The whole run on the piste went surprisingly well until we actually reached the camp, when a confusion between the universal "give it power" and UK's own motor homers "stop", "signal", resulted in Geo getting bogged. Absolutely not his fault, I would stress. The Unimog support vehicle was called and took up recovery station but was not needed as a combination of light foot and gears, plus some shovel work soon saw him free.
Driving across open desert into the unknown will always be a tense and nervous experience and all agreed like those that have been before it was worth it and the highlight of the adventure so far..........
From the Atlantic coast of Africa, the Sahara stretches, three thousand miles wide and a thousand deep.
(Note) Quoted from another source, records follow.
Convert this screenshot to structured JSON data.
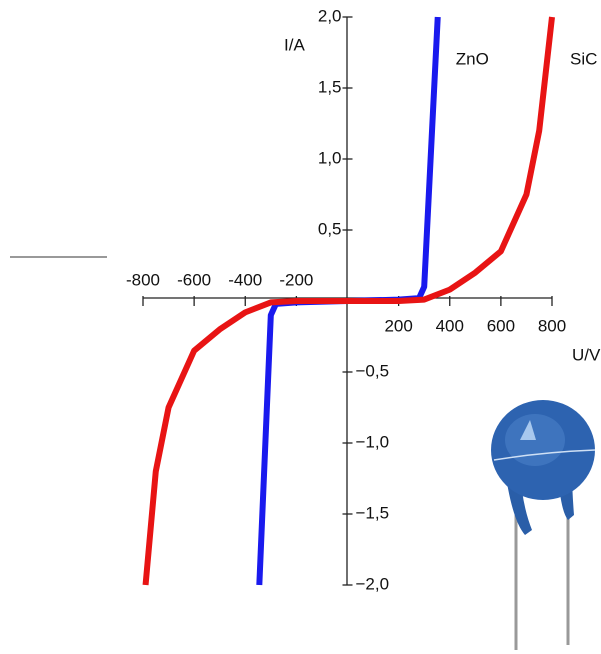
{
  "chart_data": {
    "type": "line",
    "x_label": "U/V",
    "y_label": "I/A",
    "xlim": [
      -800,
      800
    ],
    "ylim": [
      -2,
      2
    ],
    "xticks": [
      -800,
      -600,
      -400,
      -200,
      200,
      400,
      600,
      800
    ],
    "yticks": [
      {
        "value": 2,
        "label": "2,0"
      },
      {
        "value": 1.5,
        "label": "1,5"
      },
      {
        "value": 1,
        "label": "1,0"
      },
      {
        "value": 0.5,
        "label": "0,5"
      },
      {
        "value": -0.5,
        "label": "−0,5"
      },
      {
        "value": -1,
        "label": "−1,0"
      },
      {
        "value": -1.5,
        "label": "−1,5"
      },
      {
        "value": -2,
        "label": "−2,0"
      }
    ],
    "series": [
      {
        "name": "ZnO",
        "color": "#1a1aee",
        "x": [
          -345,
          -300,
          -280,
          -200,
          0,
          200,
          280,
          300,
          353
        ],
        "values": [
          -2,
          -0.1,
          -0.02,
          -0.01,
          0,
          0.01,
          0.02,
          0.1,
          2
        ]
      },
      {
        "name": "SiC",
        "color": "#e81414",
        "x": [
          -790,
          -750,
          -700,
          -600,
          -500,
          -400,
          -300,
          -200,
          0,
          200,
          300,
          400,
          500,
          600,
          700,
          750,
          800
        ],
        "values": [
          -2,
          -1.2,
          -0.75,
          -0.35,
          -0.2,
          -0.08,
          -0.01,
          0,
          0,
          0,
          0.01,
          0.08,
          0.2,
          0.35,
          0.75,
          1.2,
          2
        ]
      }
    ]
  }
}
This huge desert is a mysterious and unfinished place, a trial run in landscape architecture where a few basis designs of sand, gravel and mountains are used repeatedly and stretched to their limits. The mountains are uncompromisingly severe, the sand dunes have a regularity unknown elsewhere in nature, the gravel plains are oceanic in scale, flat and unchanging for days of travel. In the open desert there is too much sky, oppressively stretching from horizon to flat horizon, while in the sandstone canyons there is almost none at all. Here, without the protective shield of soil to hide the evidence of the past, the history of the landscape and the forces that made it are on show!
One more night will be spent with the wonders of the natural landscape before a drive back out of the desert over the pistes before the "funsters" meet up with the MIGHTY TODRA GORGE.
Thanks for your comments so far. Dont know about Debbie the Blog, just dont tell Ray Brisey!!